De kern van het bewaarde gedeelte wordt gevormd door een opvallend vlak grafveld met 179, 5 m diepe, grafkelders. Daarnaast zijn er nog 408 zandgraven. De bijzettingen zijn de overledenen uit de bestuurlijke bovenlaag en uit andere toonaangevende families. Vaak zijn er straten naar hen genoemd, namen van: burgemeesters, wethouders, ministers en een premier. Ook 27 leden van (Europese) adel, waaronder een prins en 55 militairen, deels van het KNIL zijn hier bijgezet, 6 militairen waren drager van de Willemsorde.
In 1962 veranderde de naam van het deel van de Stenenkruisstraat dat aan de begraafplaats grensde in de Prins Bernhardstraat. De Coehoornstraat werd verbonden met de Prins Bernhardstraat.
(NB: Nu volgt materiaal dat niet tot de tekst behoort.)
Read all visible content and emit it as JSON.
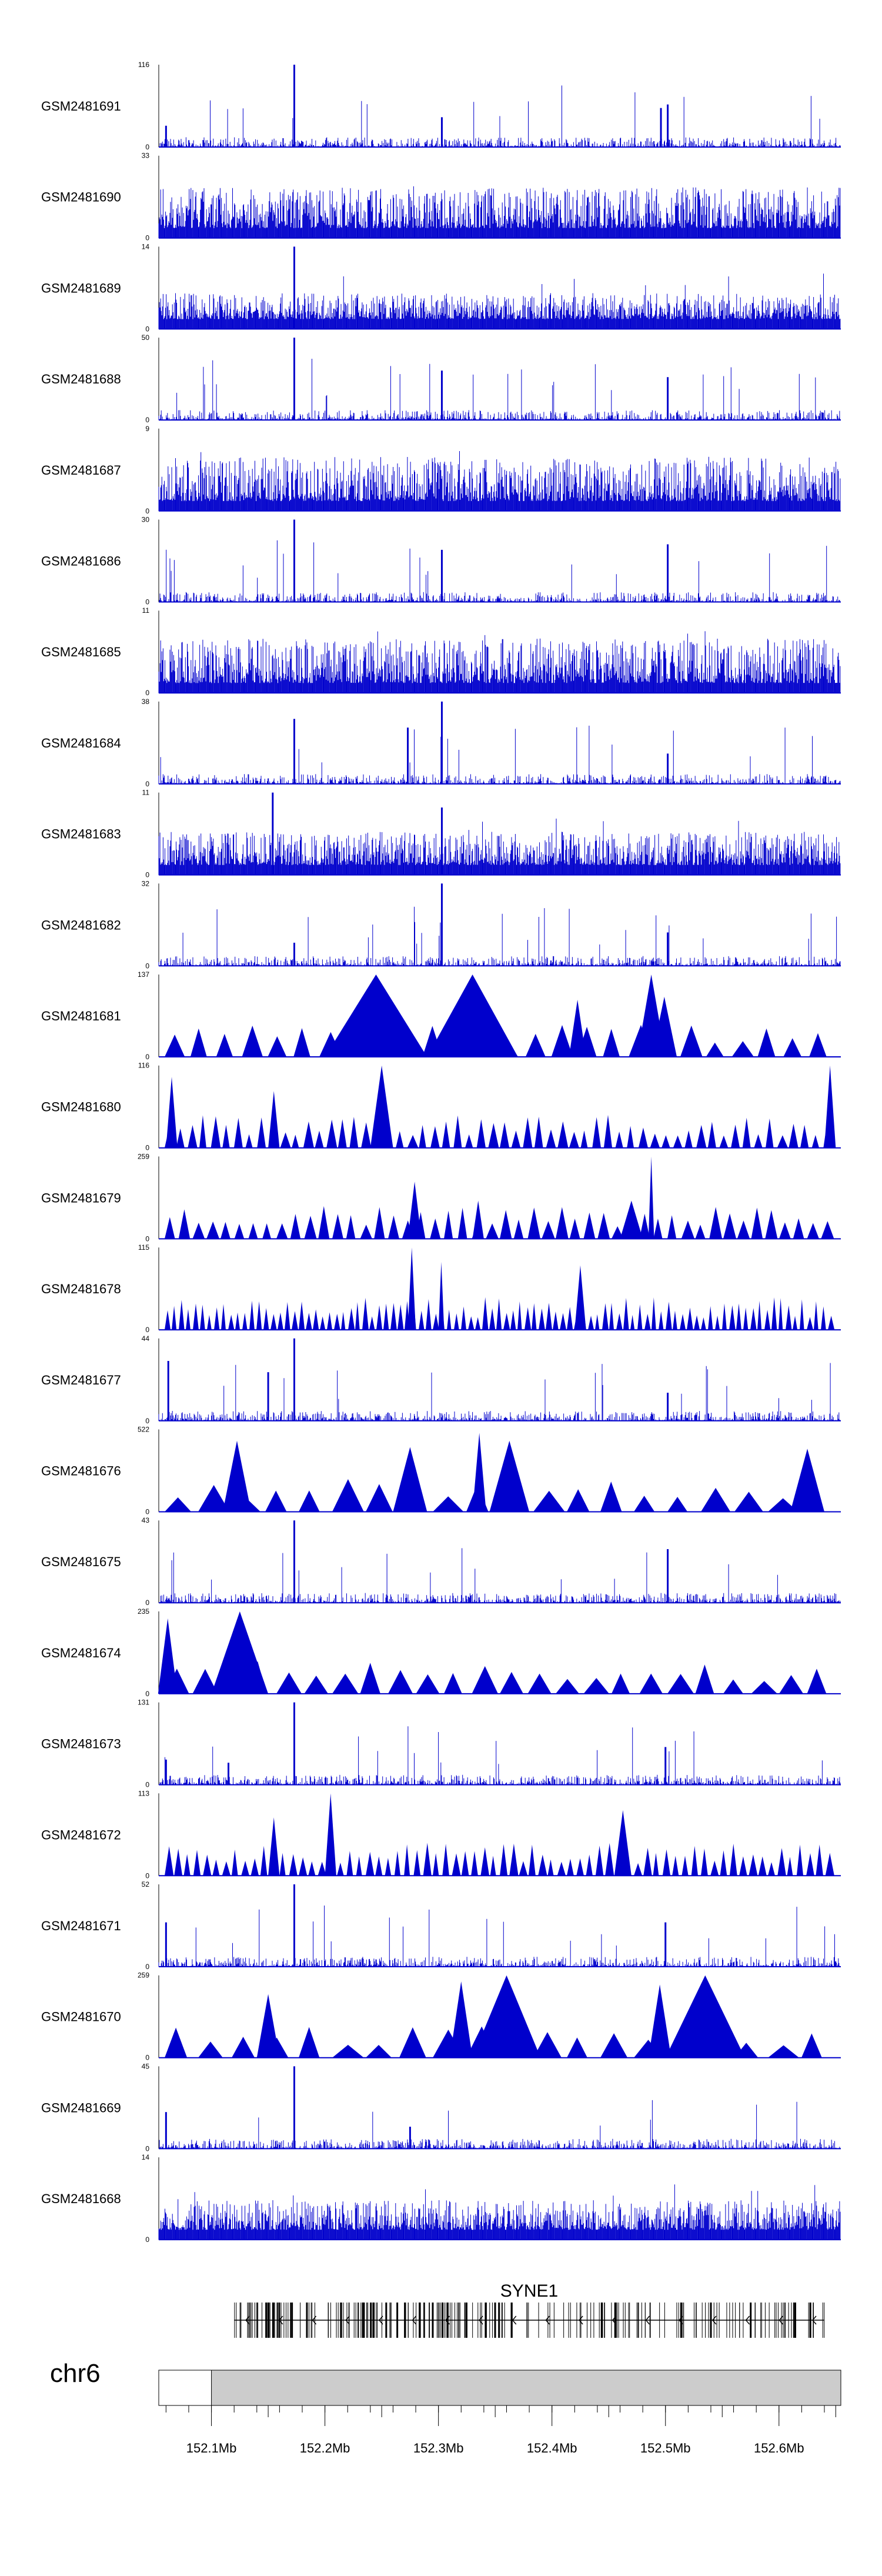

De begraafplaats wordt beheerd door de gemeente Nijmegen.

Begraafregisters
De registers van de begraafplaats aan de Stenenkruisstraat zijn verloren gegaan. Van de periode 1829-1869 zijn wel registers van de eigenaren van de graven op de begraafplaats bewaard gebleven (Regionaal Archief Nijmegen, Nederlands Hervormde Gemeente Nijmegen stad en land 1591-1994, inv.nrs. 539-540). Ook is een register bewaard gebleven waarop de eigenaren van de grafkelders op de begraafplaats staan vermeld (Regionaal Archief Nijmegen, Secretarie Gemeente Nijmegen 1946-1984, inv.nr. 1245).

Open dagen en rondleidingen
Stichting In Paradisum stelt deze unieke begraafplaats elke laatste zondag van de maanden mei, juni, juli en augustus van 12.00-16.00 open voor het publiek, en daarnaast op de Open Monumentendagen.